Cuando niño me gustaba el boxeo. En realidad, lo que me gustaba era ver a Muhammad Ali. Con expectativa esperaba las trasmisiones, un espectáculo que me mantenía fascinado frente al televisor.
En el combate se movía con rapidez, bailaba en el ring, “flotaba como una mariposa” y de pronto lanzaba un golpe rápido, fulminante, mientras esquivaba golpes con increíbles fintas de cintura.
Al perder su agilidad y velocidad cambió de estilo, empezó a usar el “rope a dope”: se pegaba a las cuerdas y dejaba que el contrincante le golpee anticipando la dirección de los golpes, así reducía su efecto.

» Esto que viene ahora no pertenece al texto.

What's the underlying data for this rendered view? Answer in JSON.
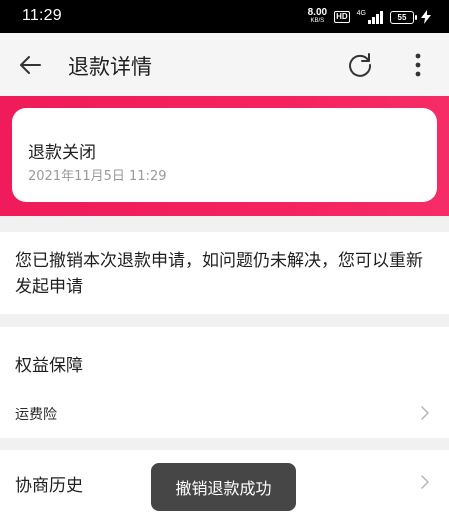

Cansado su contendor, lanzaba un fulminante contraataque.
Se retiró Ali, crecí y dejé de ver boxeo, aunque siempre me ha parecido, pese a sonar a un lugar común, una metáfora de la vida -y ahora- de ciertas prácticas políticas de nuestro gobernante, parecidas a los entrenamientos de un boxeador.
Los sábados sube a un ring imaginario, boxea contra la sombra. Lanza golpes y esquiva hábilmente los ataques imaginarios de sus contrincantes. Responde con gran agilidad mental, a un contendor que no puede causarle daño. Siempre sabe por dónde viene el golpe y responde sin dudar. Un público maravillado, atónito por tanta destreza y contundencia, festeja al gran peleador.
Algunas semanas añade unos encuentros con esparring voluntarios. Periodistas locales le “lanzan” unas cuantas preguntas y reciben a cambio un trato condescendiente. No es tan feroz, incluso llega a ser compasivo al responder a un ataque no previsto o incómodo, pero como siempre hace alarde de su estilo, aunque un poco repetitivo, eficaz.
Ocasionalmente se presenta un esparring contratado del extranjero; en algo se eleva el nivel del aparente combate. Como siempre el campeón reinante se muestra preparado, ensaya unos cuantos movimientos de cintura, esquiva algunos golpes de alguien que no puede o no quiere someterle a un combate verdadero. Esta forma de actuar encandila a sus seguidores, su equipo de comunicación lo aprovecha al máximo, sin preocuparse del profundo impacto en el debate de temas de interés público. No se puede contrastar la información, por el contrario se priva a los ciudadanos de que asuntos de trascendencia sean tratados en su complejidad y diversidad de enfoques.
Los acusados, atacados, agredidos están imposibilitados de defenderse en igualdad de condiciones; se empobrece la discusión, algo incompatible con un debate auténtico en una sociedad democrática, situación contradictoria con las normas constitucionales que el oficialismo invoca, de forma permanente, para atacar a críticos del régimen, periodistas y opositores.
La última idea, para seguir con la simulación del debate público, es crear una función estatal a cargo de la comunicación ¿tiempo de verdades oficiales? Una aterradora visión orwelliana del control.